For more research-oriented notebooks, I’ll use Custom Mode to modify structure. I’ll ask for bullet-point summaries, clear source attribution, tables of information, and short comparisons instead of long-form explanations. This makes it much easier to scan outputs and pull the information into an app like Obsidian later.

And for writing and more personal use cases, I configure NotebookLM to focus on clarity and consistency - short paragraphs, neutral tone, and no marketing language. That way, feedback is more grounded and usable.

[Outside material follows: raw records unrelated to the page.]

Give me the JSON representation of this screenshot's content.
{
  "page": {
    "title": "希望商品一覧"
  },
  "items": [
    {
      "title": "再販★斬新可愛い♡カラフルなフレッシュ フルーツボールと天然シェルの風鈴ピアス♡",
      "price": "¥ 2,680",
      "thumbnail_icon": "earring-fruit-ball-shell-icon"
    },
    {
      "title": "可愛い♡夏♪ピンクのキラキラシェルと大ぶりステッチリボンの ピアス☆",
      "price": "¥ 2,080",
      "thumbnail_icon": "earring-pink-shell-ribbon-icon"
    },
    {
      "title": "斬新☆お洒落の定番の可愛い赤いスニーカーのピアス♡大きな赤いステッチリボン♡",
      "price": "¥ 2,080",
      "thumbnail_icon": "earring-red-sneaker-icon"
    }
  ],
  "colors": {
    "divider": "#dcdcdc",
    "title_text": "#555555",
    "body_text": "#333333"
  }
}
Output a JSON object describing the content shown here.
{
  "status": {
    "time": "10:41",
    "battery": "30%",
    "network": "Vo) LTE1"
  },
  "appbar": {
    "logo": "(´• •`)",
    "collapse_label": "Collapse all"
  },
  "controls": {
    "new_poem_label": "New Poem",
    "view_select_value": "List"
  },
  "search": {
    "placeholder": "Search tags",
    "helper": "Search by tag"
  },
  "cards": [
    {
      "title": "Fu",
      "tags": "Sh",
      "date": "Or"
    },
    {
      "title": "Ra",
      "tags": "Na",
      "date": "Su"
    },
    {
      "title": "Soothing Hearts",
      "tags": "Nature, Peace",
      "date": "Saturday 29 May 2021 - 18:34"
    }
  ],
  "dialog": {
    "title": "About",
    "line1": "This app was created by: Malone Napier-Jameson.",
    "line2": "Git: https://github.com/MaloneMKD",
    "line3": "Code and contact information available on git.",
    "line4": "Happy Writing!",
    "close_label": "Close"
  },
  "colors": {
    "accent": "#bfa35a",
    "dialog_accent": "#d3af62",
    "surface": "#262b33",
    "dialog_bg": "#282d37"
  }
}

When Custom Mode isn’t necessary in NotebookLM

Knowing when not to use it

Custom Mode isn’t needed for every notebook. If I’m just doing quick lookups, reading documentation, or pulling a fast summary, the default NotebookLM behavior is already fine. Setting up extra instructions in these cases just slows me down.

I also skip it for short-term notebooks or experiments where I don’t need consistent tone or structure. It’s best reserved for notebooks I plan to reuse or build upon.

Making NotebookLM work for me

NotebookLM’s Custom Mode is a powerful way to tailor its outputs and maintain consistency across a notebook. For long-term projects or specialized learning, it can be a game-changer. But it’s not mandatory for every single notebook. Using it selectively this way keeps my work efficient without unnecessary overhead.